Not a Nut!
Often people think that peanuts are nuts, but in fact they come from the legume family. Other legumes include peas, beans and lentils. Because peanuts don’t belong to the tree nut family, it is quite possible for someone to be allergic to peanuts and not tree nuts (such as almonds, cashews and hazelnuts), and vice versa.
Risks With Nuts
Those who are allergic to peanuts are often advised not to eat tree nuts because of the risk of cross-contamination during the manufacturing process, with peanuts and nuts on the same equipment. If you have a peanut allergy, talk to your allergist about whether you should also be avoiding tree nuts.

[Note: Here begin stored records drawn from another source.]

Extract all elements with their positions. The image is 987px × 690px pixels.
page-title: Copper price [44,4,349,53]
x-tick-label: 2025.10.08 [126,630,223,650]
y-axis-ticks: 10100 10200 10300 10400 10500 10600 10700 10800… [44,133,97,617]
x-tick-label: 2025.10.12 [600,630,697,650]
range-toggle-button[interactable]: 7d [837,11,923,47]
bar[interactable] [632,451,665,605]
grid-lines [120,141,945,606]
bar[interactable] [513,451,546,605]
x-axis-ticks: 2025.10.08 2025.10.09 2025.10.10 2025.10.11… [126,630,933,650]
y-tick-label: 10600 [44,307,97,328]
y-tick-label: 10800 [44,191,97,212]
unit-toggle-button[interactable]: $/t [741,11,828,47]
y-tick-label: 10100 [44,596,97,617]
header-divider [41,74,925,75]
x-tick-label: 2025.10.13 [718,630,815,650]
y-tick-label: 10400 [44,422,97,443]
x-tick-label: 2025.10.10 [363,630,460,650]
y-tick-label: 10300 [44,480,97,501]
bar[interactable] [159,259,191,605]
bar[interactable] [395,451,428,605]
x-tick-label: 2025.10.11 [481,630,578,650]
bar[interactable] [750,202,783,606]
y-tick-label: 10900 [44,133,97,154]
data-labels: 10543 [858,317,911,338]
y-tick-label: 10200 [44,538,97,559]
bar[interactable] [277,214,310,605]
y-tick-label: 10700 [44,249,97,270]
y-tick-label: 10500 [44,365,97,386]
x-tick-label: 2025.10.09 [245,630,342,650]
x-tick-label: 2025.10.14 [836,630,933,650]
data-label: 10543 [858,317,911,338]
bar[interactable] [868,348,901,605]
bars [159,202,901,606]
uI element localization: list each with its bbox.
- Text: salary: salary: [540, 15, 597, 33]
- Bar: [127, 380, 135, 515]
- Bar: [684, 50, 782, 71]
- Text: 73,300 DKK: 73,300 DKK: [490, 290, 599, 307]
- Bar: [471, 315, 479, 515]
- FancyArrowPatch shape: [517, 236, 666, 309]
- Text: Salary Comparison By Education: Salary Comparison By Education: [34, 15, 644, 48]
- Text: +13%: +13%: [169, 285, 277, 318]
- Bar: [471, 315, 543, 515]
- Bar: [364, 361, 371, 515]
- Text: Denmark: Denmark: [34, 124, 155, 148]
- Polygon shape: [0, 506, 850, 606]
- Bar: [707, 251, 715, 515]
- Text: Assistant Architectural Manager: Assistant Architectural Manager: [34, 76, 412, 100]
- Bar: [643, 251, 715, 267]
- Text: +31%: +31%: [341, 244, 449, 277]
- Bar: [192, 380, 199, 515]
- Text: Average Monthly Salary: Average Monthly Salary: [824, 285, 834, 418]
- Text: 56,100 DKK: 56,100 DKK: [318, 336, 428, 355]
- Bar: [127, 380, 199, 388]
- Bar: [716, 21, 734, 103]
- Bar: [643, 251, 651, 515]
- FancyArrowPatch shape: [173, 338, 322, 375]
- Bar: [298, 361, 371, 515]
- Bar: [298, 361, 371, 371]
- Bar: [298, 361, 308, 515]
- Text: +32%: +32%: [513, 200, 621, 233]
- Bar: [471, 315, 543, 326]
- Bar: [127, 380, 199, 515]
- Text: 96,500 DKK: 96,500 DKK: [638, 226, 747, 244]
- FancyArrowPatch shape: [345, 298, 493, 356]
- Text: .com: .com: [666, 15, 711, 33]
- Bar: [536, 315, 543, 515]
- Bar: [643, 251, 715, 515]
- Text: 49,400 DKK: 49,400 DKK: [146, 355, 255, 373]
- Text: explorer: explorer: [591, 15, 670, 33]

While the peanut and the tree nut are not relatives, studies show that one-third to half of people with peanut allery also have a nut allergy.
People often hear of schools being peanut-free, or having peanut “bans”. The reason there is concern over having peanuts or peanut products (such as peanut butter) in the school is because of the high rate of this allergy among children. Also, because reactions to peanuts are often severe (in the form of anaphylaxis) and peanuts and peanut butter can be oily or sticky and prone to residue being left on chairs, door knobs, etc., many parents, teachers and principals feel it is safer not to allow the product into the school.
Generally these rules are not designed to guarantee a peanut-free environment, but simply to reduce the risk that students in the school who have peanut allergy will come into contact with the allergen, potentially causing a life-threatening reaction.
Policies will vary depending on the allergies that students in any particular school or classroom have.